How many ways can 6 books be arranged on a shelf?
There are 720 ways to arrange 6 books on a shelf.
We can use the formula for permutations of n objects taken r at a time:
P(n,r) = n! / (n-r)!
In this case, we want to arrange 6 books (n) on a shelf, which means we are taking all 6 books (r = 6).
P(6,6) = 6! / (6-6)!
P(6,6) = 6! / 0!
P(6,6) = 6 x 5 x 4 x 3 x 2 x 1
P(6,6) = 720
Therefore, there are 720 ways to arrange 6 books on a shelf.
There are 8 girls competing. How many ways can they win 1st, 2nd, and 3rd place
There are 8 girls competing, and we need to find the number of ways in which we can select the 1st, 2nd, and 3rd places.
There are 8 choices for the first place, since any one of the 8 girls can win. After a girl wins 1st place, there are 7 girls left to choose from for the 2nd place. Finally, there are 6 girls left for the 3rd place.
Using the multiplication principle, we can multiply these numbers to get the total number of ways in which we can select the 1st, 2nd, and 3rd places:
8 x 7 x 6 = 336
Therefore, there are 336 ways to win 1st, 2nd, and 3rd place among 8 competing girls.
how many ways can a president and vice president be elected in a class of 12
To elect a president and vice president in a class of 12, we need to choose two students from the class, one for president and one for vice president.
There are 12 choices for the first position, since any one of the 12 students can be the president. After the president has been chosen, there are 11 students left in the class, so there are 11 choices for the vice president position.
Using the multiplication principle, we can multiply these numbers to get the total number of ways in which a president and vice president can be elected in a class of 12:
12 x 11 = 132
Therefore, there are 132 ways to elect a president and vice president in a class of 12.
A coin is tossed and standard number cube is rolled. What is the probability that the coin lands on heads and the number cube lands on an even number.
The probability of the coin landing on heads is 1/2, since there are two equal and likely outcomes (heads or tails) when a coin is tossed.
The probability of a standard number cube landing on an even number is 3/6, or 1/2, since there are three even numbers (2, 4, and 6) out of six possible outcomes.
To find the probability that both events occur together (i.e. the probability of the intersection of the two events), we need to multiply their probabilities:
P(coin lands on heads and number cube lands on even number) = P(coin lands on heads) x P(number cube lands on even number)
P(coin lands on heads and number cube lands on even number) = 1/2 x 1/2
P(coin lands on heads and number cube lands on even number) = 1/4
Therefore, the probability that the coin lands on heads and the number cube lands on an even number is 1/4.
How many ways can seven students line up for a class picture?

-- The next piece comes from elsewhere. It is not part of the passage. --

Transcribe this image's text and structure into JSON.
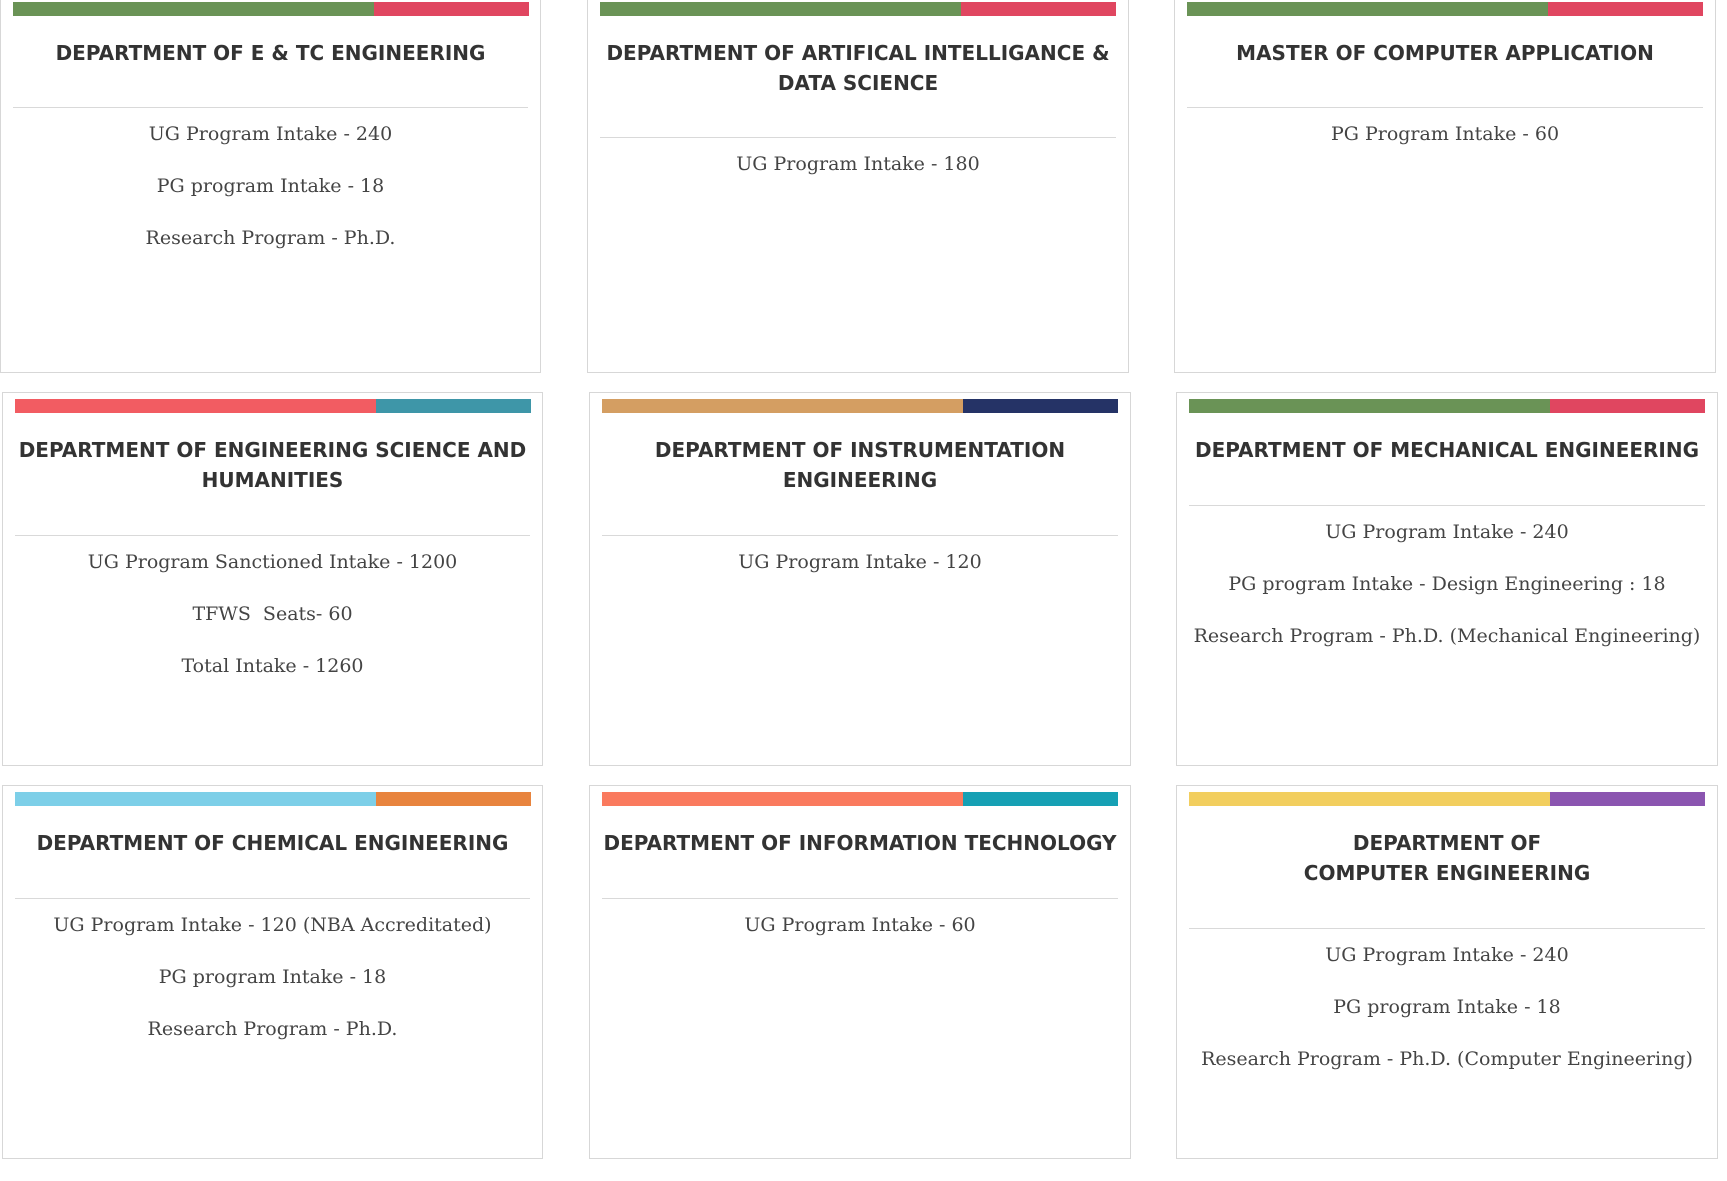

The number of ways to line up seven students for a class picture can be found using the permutation formula:
nPr = n! / (n-r)!
where n is the total number of students and r is the number of students being lined up.
In this case, we have n = 7 and r = 7, since we are lining up all seven students. Therefore, the number of ways to line up seven students is:
7P7 = 7! / (7-7)! = 7! / 0! = 7 x 6 x 5 x 4 x 3 x 2 x 1 = 5,040
Therefore, there are 5,040 ways to line up seven students for a class picture.